Which parametrs is phylolm estimating? Why does it estimate an "extra" parameter compared to pgls::caper?
Thank you!
library(ade4)
library(ape)
library(caper)
library(MuMIn)
library(phylolm)
library(tidyverse)
#data from the ade4 package
data(lizards)
#phylogenetic tree
tree <- ape::read.tree(text = lizards$hprA)
#traits
data <- lizards$traits %>% dplyr::mutate(names = rownames(.))
#two implementations of the same regression: caper::pgls vs phylolm::phylolm
gls.list <-
list(
caper =
caper::pgls(matur.L ~ age.mat, data = caper::comparative.data(phy = tree, data = data, names.col = names, vcv = TRUE, warn.dropped = TRUE), lambda = 1),
phylolm =
phylolm::phylolm(matur.L ~ age.mat, data = data, phy = a.01.tree, model = "BM")
)
#the models have the same coefficients and log-likelihood
lapply(gls.list, coef)
lapply(gls.list, stats::logLik)
#but different number of estimated parameters
gls.list$caper$k
gls.list$phylolm$p
#and therefore, different AIC and AICc
lapply(gls.list, stats::AIC)
lapply(gls.list, MuMIn::AICc)
Some software packages don't count the variance as a parameter, because it's present in all models. Here, could the BM variance be the parameter counted by phylolm
but not caper
? You didn't include the number of parameters output by each package; that would be useful.

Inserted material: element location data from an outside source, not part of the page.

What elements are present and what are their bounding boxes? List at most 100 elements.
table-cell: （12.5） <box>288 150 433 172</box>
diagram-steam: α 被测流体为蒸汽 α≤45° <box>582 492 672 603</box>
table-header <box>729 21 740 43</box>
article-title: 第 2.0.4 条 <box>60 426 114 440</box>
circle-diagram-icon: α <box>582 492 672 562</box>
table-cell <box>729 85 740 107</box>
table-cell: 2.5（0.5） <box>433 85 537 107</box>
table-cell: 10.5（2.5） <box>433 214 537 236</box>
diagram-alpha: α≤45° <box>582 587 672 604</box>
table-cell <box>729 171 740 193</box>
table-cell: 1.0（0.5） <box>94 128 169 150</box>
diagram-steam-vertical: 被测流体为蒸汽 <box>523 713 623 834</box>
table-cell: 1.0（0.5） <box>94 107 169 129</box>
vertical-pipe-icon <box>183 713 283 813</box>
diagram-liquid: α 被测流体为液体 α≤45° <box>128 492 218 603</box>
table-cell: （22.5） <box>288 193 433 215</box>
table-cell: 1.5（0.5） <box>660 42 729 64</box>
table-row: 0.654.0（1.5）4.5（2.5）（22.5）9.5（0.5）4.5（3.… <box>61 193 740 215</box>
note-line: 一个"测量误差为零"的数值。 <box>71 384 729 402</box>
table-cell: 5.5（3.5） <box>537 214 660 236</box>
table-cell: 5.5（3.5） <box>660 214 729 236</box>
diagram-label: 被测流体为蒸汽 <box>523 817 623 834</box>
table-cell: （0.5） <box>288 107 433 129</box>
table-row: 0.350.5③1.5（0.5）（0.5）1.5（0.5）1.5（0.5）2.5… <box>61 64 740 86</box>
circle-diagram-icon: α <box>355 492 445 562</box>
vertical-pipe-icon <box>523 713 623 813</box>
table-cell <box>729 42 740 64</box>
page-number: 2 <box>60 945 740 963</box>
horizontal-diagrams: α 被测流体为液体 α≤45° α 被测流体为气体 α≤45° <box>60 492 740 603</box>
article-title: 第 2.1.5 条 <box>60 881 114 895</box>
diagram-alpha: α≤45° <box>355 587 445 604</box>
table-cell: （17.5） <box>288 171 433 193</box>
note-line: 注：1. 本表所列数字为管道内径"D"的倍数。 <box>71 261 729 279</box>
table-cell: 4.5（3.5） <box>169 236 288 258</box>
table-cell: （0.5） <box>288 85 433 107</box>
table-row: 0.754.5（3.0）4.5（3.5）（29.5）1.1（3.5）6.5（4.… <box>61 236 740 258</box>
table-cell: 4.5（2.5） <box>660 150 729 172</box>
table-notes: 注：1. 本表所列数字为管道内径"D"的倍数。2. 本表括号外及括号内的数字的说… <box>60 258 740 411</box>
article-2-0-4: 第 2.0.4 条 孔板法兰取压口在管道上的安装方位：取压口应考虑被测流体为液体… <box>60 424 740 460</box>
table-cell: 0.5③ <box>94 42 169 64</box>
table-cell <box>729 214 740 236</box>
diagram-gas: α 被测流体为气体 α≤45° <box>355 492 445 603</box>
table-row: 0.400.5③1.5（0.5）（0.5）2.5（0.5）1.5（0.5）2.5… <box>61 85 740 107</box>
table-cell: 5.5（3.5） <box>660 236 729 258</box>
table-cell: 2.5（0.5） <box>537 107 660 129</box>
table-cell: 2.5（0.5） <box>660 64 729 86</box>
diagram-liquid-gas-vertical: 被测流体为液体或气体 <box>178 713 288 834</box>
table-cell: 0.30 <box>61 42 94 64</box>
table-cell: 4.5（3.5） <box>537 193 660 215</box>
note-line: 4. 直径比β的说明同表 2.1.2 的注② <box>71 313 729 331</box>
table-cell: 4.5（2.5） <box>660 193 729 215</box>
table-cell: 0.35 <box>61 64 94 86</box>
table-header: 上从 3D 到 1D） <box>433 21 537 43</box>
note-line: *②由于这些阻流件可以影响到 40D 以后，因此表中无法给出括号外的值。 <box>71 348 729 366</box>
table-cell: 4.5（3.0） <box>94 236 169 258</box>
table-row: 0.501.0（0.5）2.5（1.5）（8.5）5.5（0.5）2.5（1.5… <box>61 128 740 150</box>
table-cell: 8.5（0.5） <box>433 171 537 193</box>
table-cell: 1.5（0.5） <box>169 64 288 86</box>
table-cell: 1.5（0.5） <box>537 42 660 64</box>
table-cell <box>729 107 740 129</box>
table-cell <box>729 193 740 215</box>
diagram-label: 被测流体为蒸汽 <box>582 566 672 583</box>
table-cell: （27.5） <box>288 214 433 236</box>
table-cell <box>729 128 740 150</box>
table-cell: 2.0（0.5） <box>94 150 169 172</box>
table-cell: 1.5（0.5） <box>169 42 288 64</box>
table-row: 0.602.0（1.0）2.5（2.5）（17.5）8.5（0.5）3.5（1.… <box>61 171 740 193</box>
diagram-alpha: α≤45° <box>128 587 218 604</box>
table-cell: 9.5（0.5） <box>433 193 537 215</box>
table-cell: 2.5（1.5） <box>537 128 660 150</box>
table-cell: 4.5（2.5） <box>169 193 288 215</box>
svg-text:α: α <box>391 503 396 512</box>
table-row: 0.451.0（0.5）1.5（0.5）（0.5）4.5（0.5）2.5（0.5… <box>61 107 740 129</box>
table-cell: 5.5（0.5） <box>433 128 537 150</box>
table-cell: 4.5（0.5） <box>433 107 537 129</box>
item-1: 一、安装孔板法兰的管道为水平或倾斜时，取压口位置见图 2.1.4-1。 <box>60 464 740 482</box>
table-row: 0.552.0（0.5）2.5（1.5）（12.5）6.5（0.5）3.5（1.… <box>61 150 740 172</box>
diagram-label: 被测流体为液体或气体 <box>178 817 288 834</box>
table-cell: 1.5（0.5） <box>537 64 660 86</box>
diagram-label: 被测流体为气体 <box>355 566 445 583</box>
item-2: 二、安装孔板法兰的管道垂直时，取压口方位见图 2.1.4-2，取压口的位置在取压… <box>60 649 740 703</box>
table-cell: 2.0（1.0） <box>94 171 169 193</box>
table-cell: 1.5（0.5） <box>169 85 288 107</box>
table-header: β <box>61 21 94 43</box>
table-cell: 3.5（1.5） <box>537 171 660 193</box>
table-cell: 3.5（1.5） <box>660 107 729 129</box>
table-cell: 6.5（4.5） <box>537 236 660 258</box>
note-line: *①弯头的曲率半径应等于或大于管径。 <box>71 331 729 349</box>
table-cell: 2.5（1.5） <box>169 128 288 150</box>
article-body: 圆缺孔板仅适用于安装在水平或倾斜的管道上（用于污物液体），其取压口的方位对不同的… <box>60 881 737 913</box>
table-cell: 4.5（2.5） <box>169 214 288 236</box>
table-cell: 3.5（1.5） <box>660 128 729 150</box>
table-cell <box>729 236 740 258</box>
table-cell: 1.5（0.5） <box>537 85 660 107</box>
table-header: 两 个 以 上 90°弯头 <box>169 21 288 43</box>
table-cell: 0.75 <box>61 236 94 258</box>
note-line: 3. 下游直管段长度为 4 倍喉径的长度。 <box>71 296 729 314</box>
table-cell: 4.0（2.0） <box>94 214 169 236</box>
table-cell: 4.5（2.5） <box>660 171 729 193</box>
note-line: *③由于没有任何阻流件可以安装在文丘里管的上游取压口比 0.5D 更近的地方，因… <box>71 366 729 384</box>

Possibly! In their book on information theoretic methods, Brunham&Anderson (2002, p.63), state that in an ordinary least squares regresion, the variance must be counted in the number of estimated paramaters (together with intercept, slopes, etc). I don't know whether the same should apply to gls.
As for the number of parameters per package, the lines of code are:
#but different number of estimated parameters
gls.list$caper$k
gls.list$phylolm$p
The correct number of parameters is 3 (intercept, slope, and variance). I think caper doesn't count variance.
I see, thank you! :)